Police removed a group of young Catholics from the cathedral in Brussels after they recited the rosary out loud, disrupting a service celebrating the Reformation.
The Catholic Cathedral of St Michael and St Gudula hosted the service with the United Protestant Church in Belgium, the country’s largest Protestant denomination. UPCB president Steven Fuit, who preached at the service, said the event sent a “strong ecumenical signal”.
However, several young Catholics disrupted the ceremony by reciting the rosary at the back of the Cathedral, preventing the pastor from beginning his sermon.
A video posted on YouTube shows police eventually breaking up the group and escorting them outside.
French website Média-Presse-Info posted a leaflet the group had reportedly handed out, reading:
“Our Cathedral of St Michael and St Gudula is a Catholic building built by our fathers to be a House of God, for the celebration of the holy Mass, for the praise of God and the saints.
“The occupation of our cathedral by Protestants to commemorate the 500th anniversary of the Reformation is therefore a profanation.
“Indeed, the so-called Reformation was really a revolt: under the pretext of combatting abuses, Luther rebelled against the divine authority of the Catholic Church, denied numerous Truths of the Faith, abolished the Sacrifice of the Mass and the Sacraments, rejected the necessity of good works and the practice of Christian virtues.

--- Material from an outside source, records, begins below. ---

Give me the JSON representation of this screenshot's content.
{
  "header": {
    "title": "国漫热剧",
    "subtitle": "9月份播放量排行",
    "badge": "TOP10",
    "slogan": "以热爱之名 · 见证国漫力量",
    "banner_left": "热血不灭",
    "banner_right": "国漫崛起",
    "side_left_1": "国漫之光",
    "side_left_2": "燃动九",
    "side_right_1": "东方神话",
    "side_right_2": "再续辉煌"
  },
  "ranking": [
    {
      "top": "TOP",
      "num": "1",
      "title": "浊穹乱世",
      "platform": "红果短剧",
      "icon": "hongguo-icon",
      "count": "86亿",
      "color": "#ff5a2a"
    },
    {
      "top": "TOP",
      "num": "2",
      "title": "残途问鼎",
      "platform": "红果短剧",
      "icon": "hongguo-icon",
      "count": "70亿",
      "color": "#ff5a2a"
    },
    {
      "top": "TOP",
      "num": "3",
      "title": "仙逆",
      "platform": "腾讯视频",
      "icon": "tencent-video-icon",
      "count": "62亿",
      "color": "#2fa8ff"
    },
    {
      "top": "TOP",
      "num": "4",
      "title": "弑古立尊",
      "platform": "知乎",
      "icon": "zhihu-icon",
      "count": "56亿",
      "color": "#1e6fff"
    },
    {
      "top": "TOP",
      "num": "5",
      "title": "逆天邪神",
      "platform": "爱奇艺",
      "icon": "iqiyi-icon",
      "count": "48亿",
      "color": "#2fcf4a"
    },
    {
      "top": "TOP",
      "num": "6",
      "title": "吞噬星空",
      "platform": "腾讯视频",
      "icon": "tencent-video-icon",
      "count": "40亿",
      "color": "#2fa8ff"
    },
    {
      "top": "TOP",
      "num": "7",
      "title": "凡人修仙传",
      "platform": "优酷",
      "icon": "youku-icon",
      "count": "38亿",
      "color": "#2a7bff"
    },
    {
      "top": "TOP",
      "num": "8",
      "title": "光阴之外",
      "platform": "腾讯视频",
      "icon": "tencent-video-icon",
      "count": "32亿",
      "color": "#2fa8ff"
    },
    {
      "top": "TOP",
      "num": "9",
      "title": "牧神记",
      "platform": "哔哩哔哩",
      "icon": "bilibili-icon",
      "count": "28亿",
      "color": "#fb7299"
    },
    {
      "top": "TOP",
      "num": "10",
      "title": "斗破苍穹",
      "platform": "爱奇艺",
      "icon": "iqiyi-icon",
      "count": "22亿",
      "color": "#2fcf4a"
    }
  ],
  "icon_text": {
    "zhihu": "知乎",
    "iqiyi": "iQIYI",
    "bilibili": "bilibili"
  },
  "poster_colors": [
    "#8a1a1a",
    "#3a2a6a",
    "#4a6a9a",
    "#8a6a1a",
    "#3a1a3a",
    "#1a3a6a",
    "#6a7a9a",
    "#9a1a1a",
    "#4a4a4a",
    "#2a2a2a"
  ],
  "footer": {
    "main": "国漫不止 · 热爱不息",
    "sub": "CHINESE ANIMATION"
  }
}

Finally, he attacked the veneration of the Virgin Mary and the saints, the religious life and monastic vows.
“This terrible revolution was a great tragedy for Christian society and for the salvation of souls. And the Lutheran errors are still heresies today because the Truth is eternal.”
In his sermon, Pastor Fuit called for Christians to respect differences.
“Our individuality and our unity consist not in the passive acceptance of diversity. Our unity essentially derives from respecting differences. Without the other who is different, who thinks otherwise, who does otherwise, I do not exist, I am nothing. Differences are an inherent part of unity.”